I found the explanation of all this confusing, but in fairness this is the point my daughter woke up from a nightmare so my focus was not razor sharp. It all took about 15 minutes. The consumer in me wanted this process to be faster and simpler — the complicated nature of it made me skeptical I had in fact even completed the sale.
Clements acknowledged there are still high barriers to entry, but said efforts are already underway to lower them.
“The space is just growing so quickly, and there's so much low hanging fruit,” he said. “There are so many things that all the different platforms are tackling and focusing on.”
Technical obstacles aside, this is where things get interesting, because this is where smart contracts come in.
In the tangible art world, this would be the end of the artist’s involvement in their piece’s micro-economy. But with NFTs, every future sale of that work, in perpetuity, will earn me a 7.5% commission, a rate I set and can change at any time.
For artists, musicians and other creators, that’s a game changer.
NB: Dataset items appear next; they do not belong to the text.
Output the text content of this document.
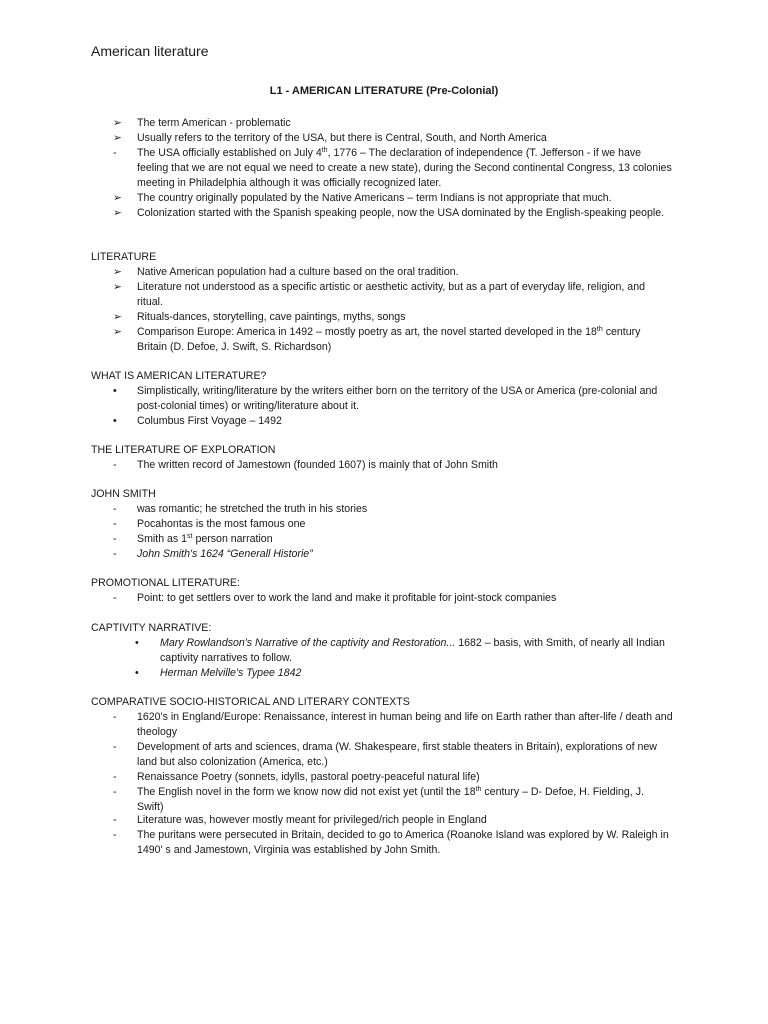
American literature
L1 - AMERICAN LITERATURE (Pre-Colonial)
➢	The term American - problematic
➢	Usually refers to the territory of the USA, but there is Central, South, and North America
-	The USA officially established on July 4th, 1776 – The declaration of independence (T. Jefferson - if we have feeling that we are not equal we need to create a new state), during the Second continental Congress, 13 colonies meeting in Philadelphia although it was officially recognized later.
➢	The country originally populated by the Native Americans – term Indians is not appropriate that much.
➢	Colonization started with the Spanish speaking people, now the USA dominated by the English-speaking people.
LITERATURE
➢	Native American population had a culture based on the oral tradition.
➢	Literature not understood as a specific artistic or aesthetic activity, but as a part of everyday life, religion, and ritual.
➢	Rituals-dances, storytelling, cave paintings, myths, songs
➢	Comparison Europe: America in 1492 – mostly poetry as art, the novel started developed in the 18th century Britain (D. Defoe, J. Swift, S. Richardson)
WHAT IS AMERICAN LITERATURE?
•	Simplistically, writing/literature by the writers either born on the territory of the USA or America (pre-colonial and post-colonial times) or writing/literature about it.
•	Columbus First Voyage – 1492
THE LITERATURE OF EXPLORATION
-	The written record of Jamestown (founded 1607) is mainly that of John Smith
JOHN SMITH
-	was romantic; he stretched the truth in his stories
-	Pocahontas is the most famous one
-	Smith as 1st person narration
-	John Smith's 1624 “Generall Historie”
PROMOTIONAL LITERATURE:
-	Point: to get settlers over to work the land and make it profitable for joint-stock companies
CAPTIVITY NARRATIVE:
•	Mary Rowlandson's Narrative of the captivity and Restoration... 1682 – basis, with Smith, of nearly all Indian captivity narratives to follow.
•	Herman Melville's Typee 1842
COMPARATIVE SOCIO-HISTORICAL AND LITERARY CONTEXTS
-	1620's in England/Europe: Renaissance, interest in human being and life on Earth rather than after-life / death and theology
-	Development of arts and sciences, drama (W. Shakespeare, first stable theaters in Britain), explorations of new land but also colonization (America, etc.)
-	Renaissance Poetry (sonnets, idylls, pastoral poetry-peaceful natural life)
-	The English novel in the form we know now did not exist yet (until the 18th century – D- Defoe, H. Fielding, J. Swift)
-	Literature was, however mostly meant for privileged/rich people in England
-	The puritans were persecuted in Britain, decided to go to America (Roanoke Island was explored by W. Raleigh in 1490' s and Jamestown, Virginia was established by John Smith.
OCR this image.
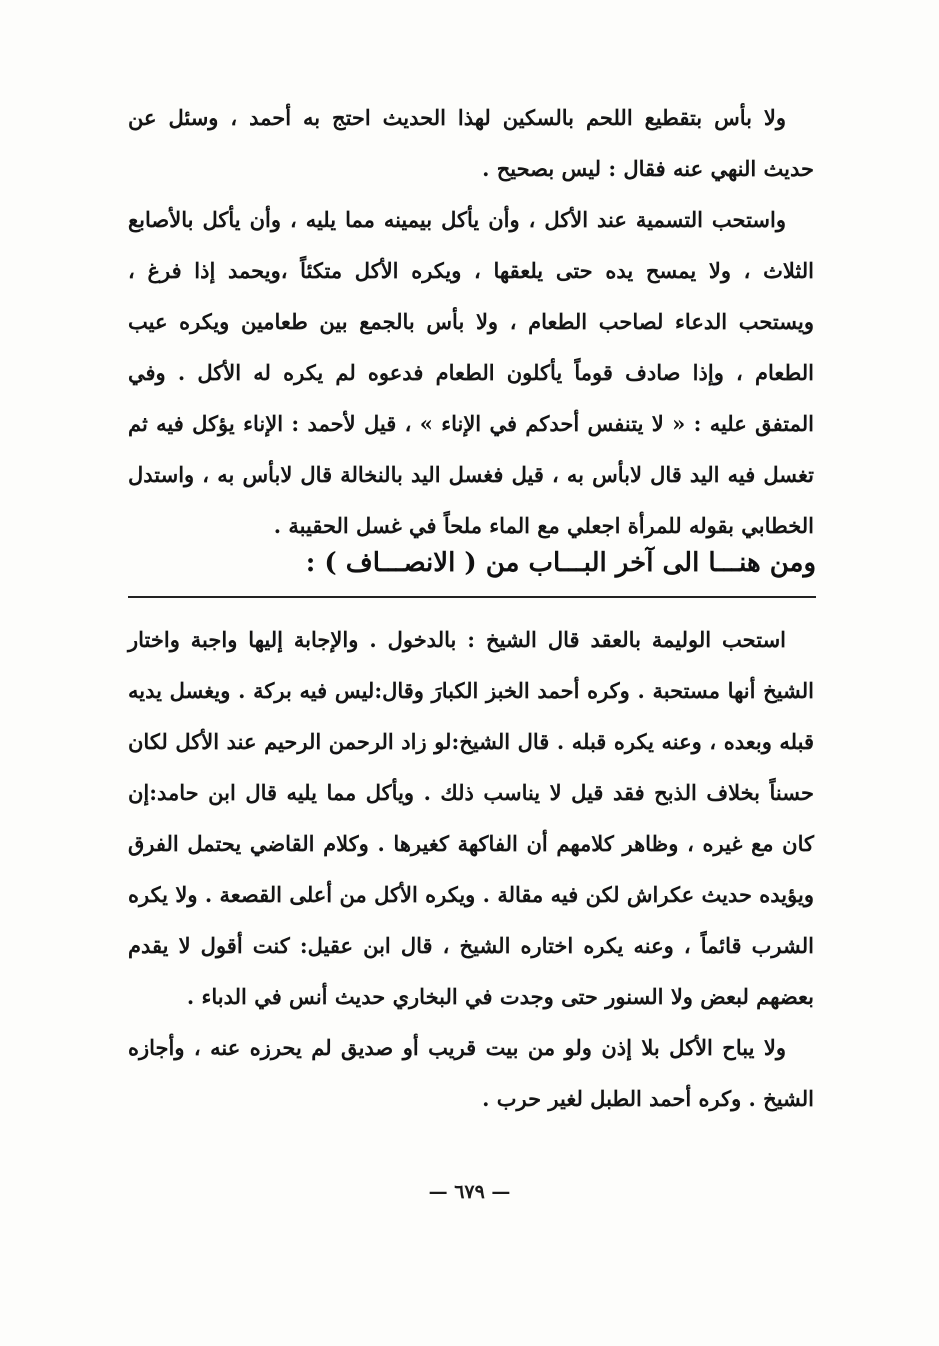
ولا بأس بتقطيع اللحم بالسكين لهذا الحديث احتج به أحمد ، وسئل عن حديث النهي عنه فقال : ليس بصحيح .

واستحب التسمية عند الأكل ، وأن يأكل بيمينه مما يليه ، وأن يأكل بالأصابع الثلاث ، ولا يمسح يده حتى يلعقها ، ويكره الأكل متكئاً ،ويحمد إذا فرغ ، ويستحب الدعاء لصاحب الطعام ، ولا بأس بالجمع بين طعامين ويكره عيب الطعام ، وإذا صادف قوماً يأكلون الطعام فدعوه لم يكره له الأكل . وفي المتفق عليه : « لا يتنفس أحدكم في الإناء » ، قيل لأحمد : الإناء يؤكل فيه ثم تغسل فيه اليد قال لابأس به ، قيل فغسل اليد بالنخالة قال لابأس به ، واستدل الخطابي بقوله للمرأة اجعلي مع الماء ملحاً في غسل الحقيبة .

ومن هنـــا الى آخر البـــاب من ( الانصـــاف ) :

استحب الوليمة بالعقد قال الشيخ : بالدخول . والإجابة إليها واجبة واختار الشيخ أنها مستحبة . وكره أحمد الخبز الكبارَ وقال:ليس فيه بركة . ويغسل يديه قبله وبعده ، وعنه يكره قبله . قال الشيخ:لو زاد الرحمن الرحيم عند الأكل لكان حسناً بخلاف الذبح فقد قيل لا يناسب ذلك . ويأكل مما يليه قال ابن حامد:إن كان مع غيره ، وظاهر كلامهم أن الفاكهة كغيرها . وكلام القاضي يحتمل الفرق ويؤيده حديث عكراش لكن فيه مقالة . ويكره الأكل من أعلى القصعة . ولا يكره الشرب قائماً ، وعنه يكره اختاره الشيخ ، قال ابن عقيل: كنت أقول لا يقدم بعضهم لبعض ولا السنور حتى وجدت في البخاري حديث أنس في الدباء .

ولا يباح الأكل بلا إذن ولو من بيت قريب أو صديق لم يحرزه عنه ، وأجازه الشيخ . وكره أحمد الطبل لغير حرب .

— ٦٧٩ —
“I don't think we're there yet, but I think there are ways where I could make my living from engaging super fans,” Overzet said. “I mean we're what now, two-and-a-half months since I even knew what all of this was, and now I'm rethinking what this could mean for my career? That’s exciting.”
Economically, this is what’s raising eyebrows behind the surface headlines. But there’s something else here that shouldn’t be discounted.
I have not been able to sell a piece of artwork in my entire life. In a little more than an hour, NFTs fulfilled this minor dream of mine. That’s not nothing.